Michael Edesess has published an article today on rebalancing. It goes through lots and lots of iterations of rebalancing, including many different asset classes, time periods, rebalancing intervals, etc. Then it compares the returns of all these different possibilities.
If you are a big believer in mean reversion, then I guess you might expect to see a positive “rebalancing bonus.” On the other hand, momentum traders would probably think that rebalancing could only damage returns.
It seems to me that the article is really missing the point of rebalancing. One of the first imperatives of a financial advisor is to keep the client invested in a way that meets the suitability standard. That is, you make a determination with the client to hold a specific portfolio, comprised of a variety of asset classes at specified percentages. By definition, the asset classes will have differing expected returns and risks, and their returns over time will vary compared to each other. If the agreed upon portfolio is not maintained by rebalancing, then you are no longer meeting that suitability requirement as time passes.
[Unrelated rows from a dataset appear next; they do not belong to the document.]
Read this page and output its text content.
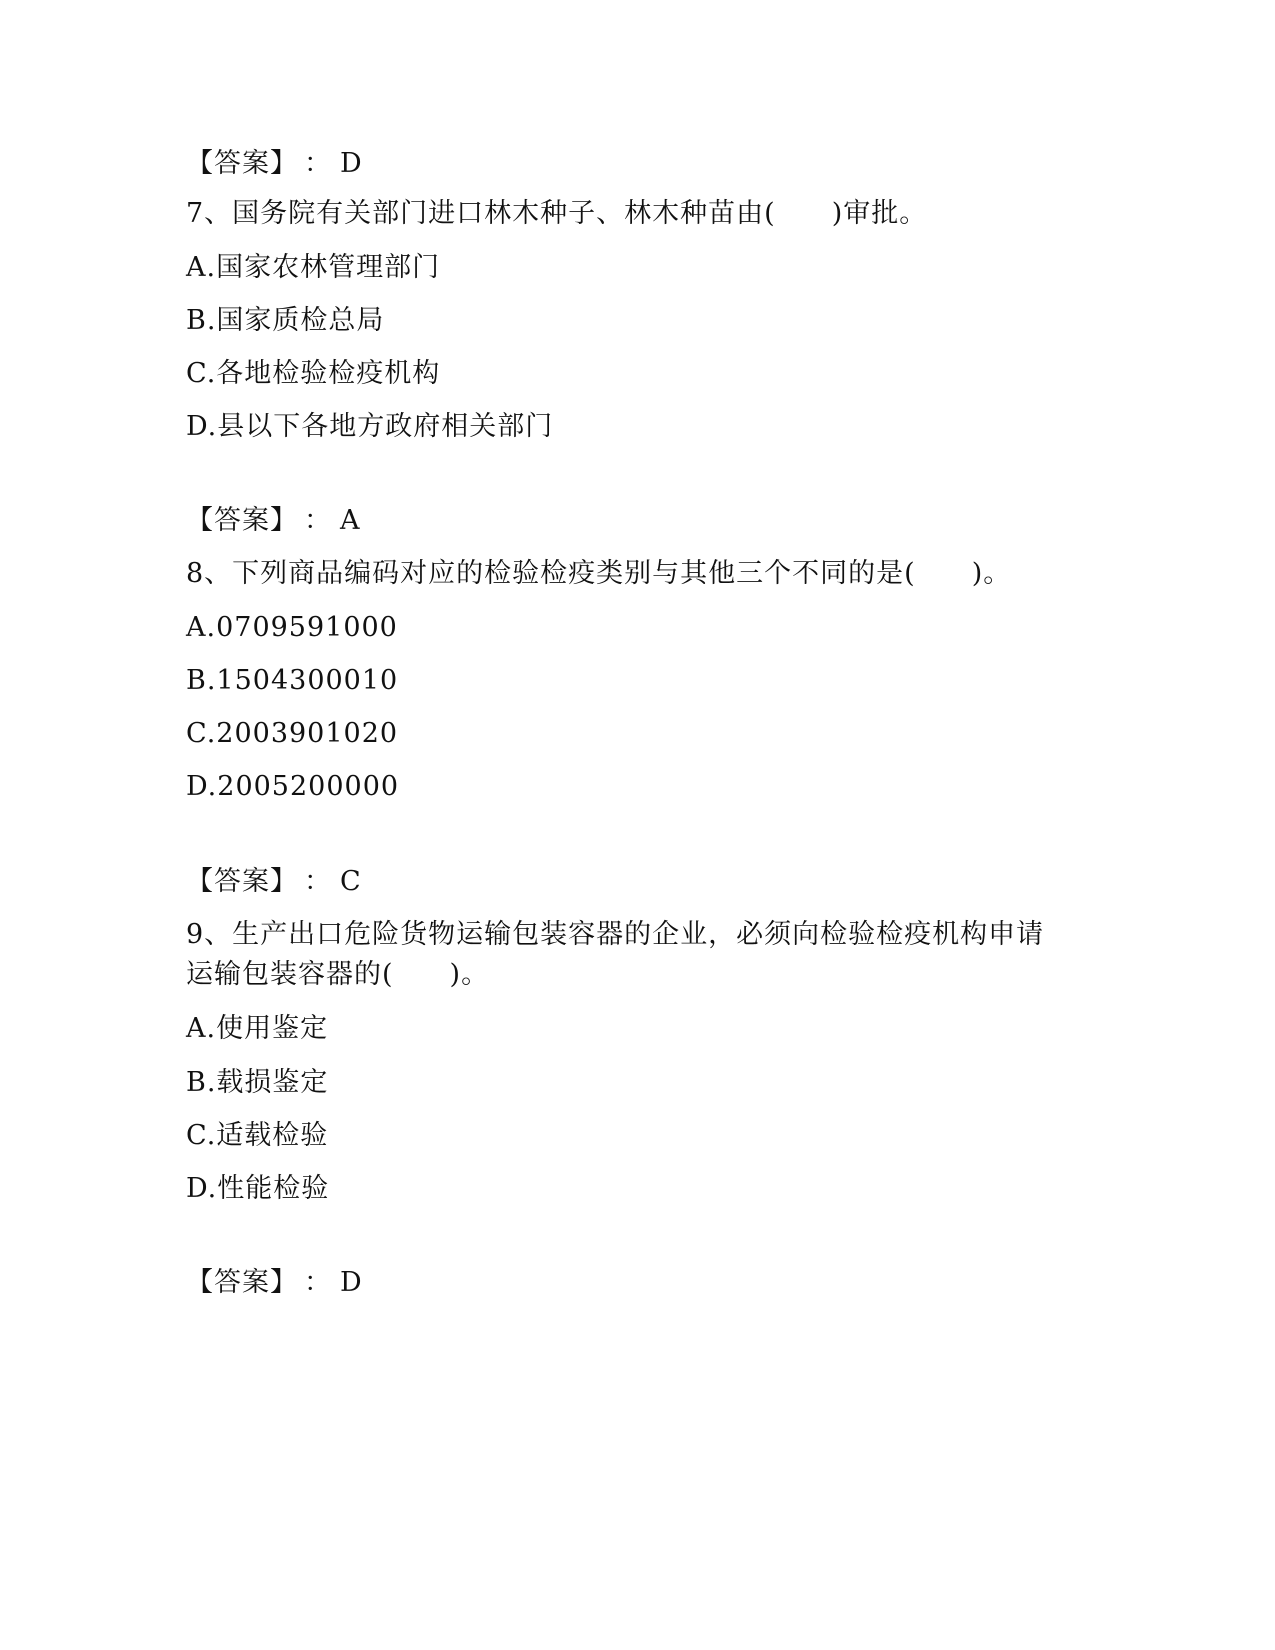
【答案】 ： D
7、国务院有关部门进口林木种子、林木种苗由(　　)审批。
A.国家农林管理部门
B.国家质检总局
C.各地检验检疫机构
D.县以下各地方政府相关部门
【答案】 ： A
8、下列商品编码对应的检验检疫类别与其他三个不同的是(　　)。
A.0709591000
B.1504300010
C.2003901020
D.2005200000
【答案】 ： C
9、生产出口危险货物运输包装容器的企业，必须向检验检疫机构申请
运输包装容器的(　　)。
A.使用鉴定
B.载损鉴定
C.适载检验
D.性能检验
【答案】 ： D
In addition to the problem of drift from model portfolio, there is also the issue of risk. As your portfolio changes to some previously undefined and unanticipated portfolio, the risks change, and almost certainly to the increasing side – that is, your highest returning assets, which are often also the highest risk assets, will come to dominate the portfolio. The possibility of other methods of risk management is mentioned in the article, but not tested.
So whether or not there is a “rebalancing bonus,” advisors whose clients hold more than one asset class will need to make sure that the portfolio is maintained as agreed upon by the client. We do this by rebalancing.